Previous work showed chimpanzees pound the huge flared buttress roots of rainforest trees to broadcast low‑frequency booms through dense foliage.

The idea that ape drumming might hold clues to the origins of human musicality has long fascinated scientists, but collecting enough clean data amid the cacophony of the jungle had, until now, proven elusive.

“Finally we've been able to quantify that chimps drum rhythmically - they don't just randomly drum,” lead author Vesta Eleuteri of the University of Vienna told AFP.

The findings lend fresh weight to the theory that the raw ingredients of human music were present before our evolutionary split from chimpanzees six million years ago.
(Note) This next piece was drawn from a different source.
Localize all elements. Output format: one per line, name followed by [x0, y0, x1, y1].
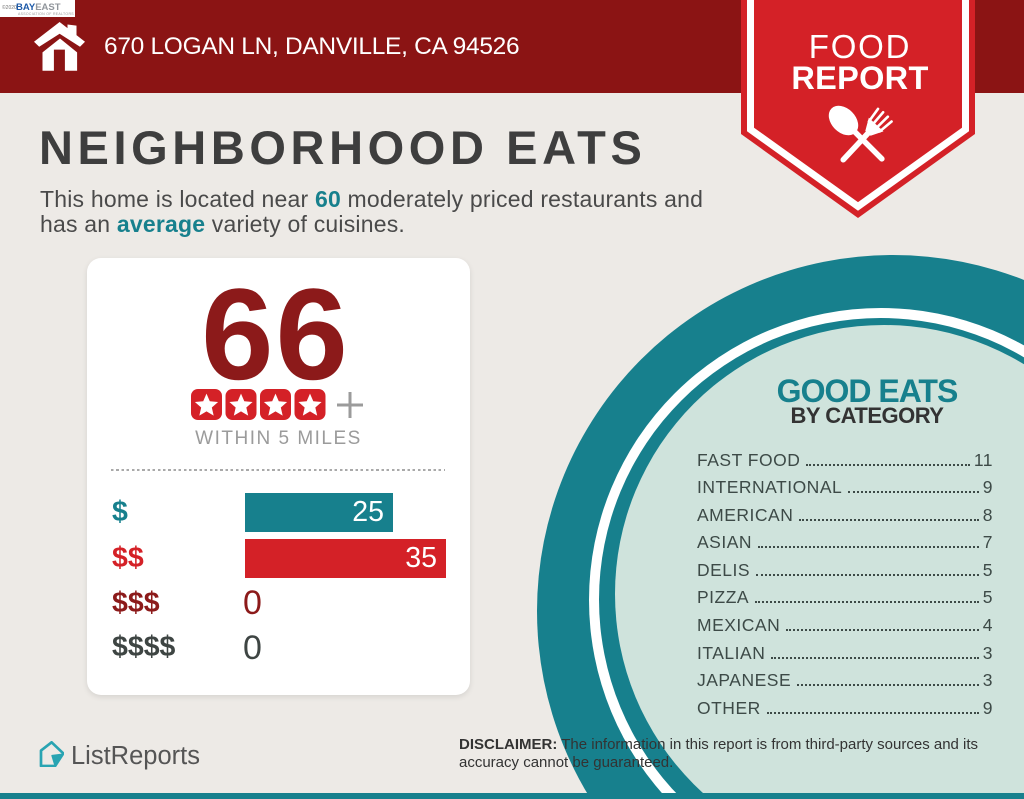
svg-text:FOOD: FOOD	[809, 28, 912, 65]
svg-text:REPORT: REPORT	[791, 60, 928, 96]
For the new study, Eleuteri and colleagues - including senior authors Catherine Hobaiter of the University of St Andrews in the UK and Andrea Ravignani of Sapienza University in Rome - compiled more than a century's worth of observational data.

After cutting through the noise, the team focused on 371 high-quality drumming bouts recorded from 11 chimpanzee communities across six populations living in both rainforest and savannah-woodland habitats across eastern and western Africa.

Their analysis showed that chimpanzees drum with definitive rhythmic intent - the timing of their strikes is not random.

Distinct differences also emerged between subspecies: western chimpanzees tended to produce more evenly timed beats, while eastern chimpanzees more frequently alternated between shorter and longer intervals.

Western chimps also drummed more frequently, kept a quicker tempo, and began drumming earlier in their signature chimp calls, made up of rapid pants and hoots.

The researchers do not yet know what is driving the differences - but they propose that it might signify differences in social dynamics.

The western chimps' faster, predictable pulse might promote or be evidence of greater social cohesion, the authors argue, noting that western groups are generally less aggressive toward outsiders.

By contrast, the eastern apes' variable rhythms could carry extra nuance - handy for locating or signaling companions when their parties are more widely dispersed.

Next, Hobaiter says she would like to study the data further to understand whether there are intergenerational differences between rhythms within the same groups.

“Music is not only a difference between different musical styles, but a musical style like rock or jazz, is itself going to evolve over time,” she said.

“We're actually going to have to find a way to tease apart group and intergenerational differences to get at that question of whether or not it is socially learned,” she said. “Do you have one guy that comes in with a new style and the next generation picks it up?”